Helaan napas berat terdengar dari seorang wanita dengan gaun pernikahan. Selina, wanita berusia 24 tahun itu mulai melangkah, menapaki karpet putih menuju altar pernikahan. Gaun putihnya menjuntai anggun dengan train panjang yang langsung disambut desir angin lembut. Veil tipis menutupi wajahnya, namun tatapannya lesu, menyimpan ribuan rasa yang tak bisa diungkapkan.
Denting piano lembut mengiringi deru napasnya yang terasa berat. Altar megah yang berdiri tegak di tengah dengan pilar-pilar yang dihiasi bunga lili putih, mawar merah muda serta dedaunan hijau segar, sama sekali tak menggugah rasa bahagia Selina.

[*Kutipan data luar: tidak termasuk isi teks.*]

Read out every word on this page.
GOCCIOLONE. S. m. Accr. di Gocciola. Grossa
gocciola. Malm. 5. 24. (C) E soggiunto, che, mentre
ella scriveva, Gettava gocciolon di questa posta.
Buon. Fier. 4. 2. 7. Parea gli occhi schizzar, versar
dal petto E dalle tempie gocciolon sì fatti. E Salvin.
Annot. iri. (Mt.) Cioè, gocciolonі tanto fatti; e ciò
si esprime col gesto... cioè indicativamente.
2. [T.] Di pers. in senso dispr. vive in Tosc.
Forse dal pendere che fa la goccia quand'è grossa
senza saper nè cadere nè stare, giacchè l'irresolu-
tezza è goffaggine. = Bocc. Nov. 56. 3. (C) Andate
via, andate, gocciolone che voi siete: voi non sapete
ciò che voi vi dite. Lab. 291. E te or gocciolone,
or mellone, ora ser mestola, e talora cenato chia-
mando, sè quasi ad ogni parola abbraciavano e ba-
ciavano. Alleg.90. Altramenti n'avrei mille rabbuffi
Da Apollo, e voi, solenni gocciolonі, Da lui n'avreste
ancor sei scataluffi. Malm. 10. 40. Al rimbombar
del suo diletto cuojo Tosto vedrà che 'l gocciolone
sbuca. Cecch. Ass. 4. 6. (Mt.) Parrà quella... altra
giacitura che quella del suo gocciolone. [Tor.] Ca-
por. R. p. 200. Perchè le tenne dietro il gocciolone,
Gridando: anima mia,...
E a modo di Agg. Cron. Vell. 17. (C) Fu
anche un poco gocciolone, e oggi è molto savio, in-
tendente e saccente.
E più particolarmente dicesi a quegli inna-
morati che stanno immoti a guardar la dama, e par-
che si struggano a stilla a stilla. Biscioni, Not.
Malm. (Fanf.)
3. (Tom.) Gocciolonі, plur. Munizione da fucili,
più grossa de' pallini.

Dia menoleh ke samping, ada Suyitno Adinata, ayah angkat Selina, menggandeng tangannya, menuntun wanita itu menuju mempelai pria yang sudah menunggu di depan sana. Wajah pria paruh baya itu terlihat sumringah, seolah menjadi orang paling bahagia mengantarkan Putrinya ke Altar pernikahan. Namun apa yang ada di dalam hati Ayah angkatnya itu, Selina yang paling tahu.
“Jangan merusak acara sakral ini dengan raut wajahnya yang masam itu. Awas saja jika Tuan Besar tidak mau menikahimu!” ancam Suyitno dengan mendelik galak.
Selina menghela napas. “Pa, ini tidak akan berhasil. Tuan Besar itu pasti marah jika tahu aku bukan-”
“Diam!” sentak Suyitno. “Pokoknya kamu harus berusaha bagaimana pun caranya supaya Tuan Besar mau denganmu!”
Terpaksa Selina menutup mulutnya. Dia kembali diseret Suyitno untuk melanjutkan langkahnya. Semua orang langsung berdiri saat menyadari kedatangan mempelai wanita. Kilatan flash kamera dan musik orkestra mulai mengiringi setiap langkah Selina.
Di depan altar, seorang pendeta tua berjanggut putih berdiri tenang, mengenakan jubah upacara berwarna gading. Di sampingnya, berdiri seorang pria dengan tuxedo hitam berpotongan rapi, wajahnya sebagian tertutup topeng hitam yang elegan.
Dialah Zander Castellvain, sosoknya memancarkan kekuasaan dan ancaman. Luka di lehernya yang tak tertutup jadi bukti betapa menyeramkannya rumor tentang pria itu. CEO Castellvain, si Iblis bertopeng.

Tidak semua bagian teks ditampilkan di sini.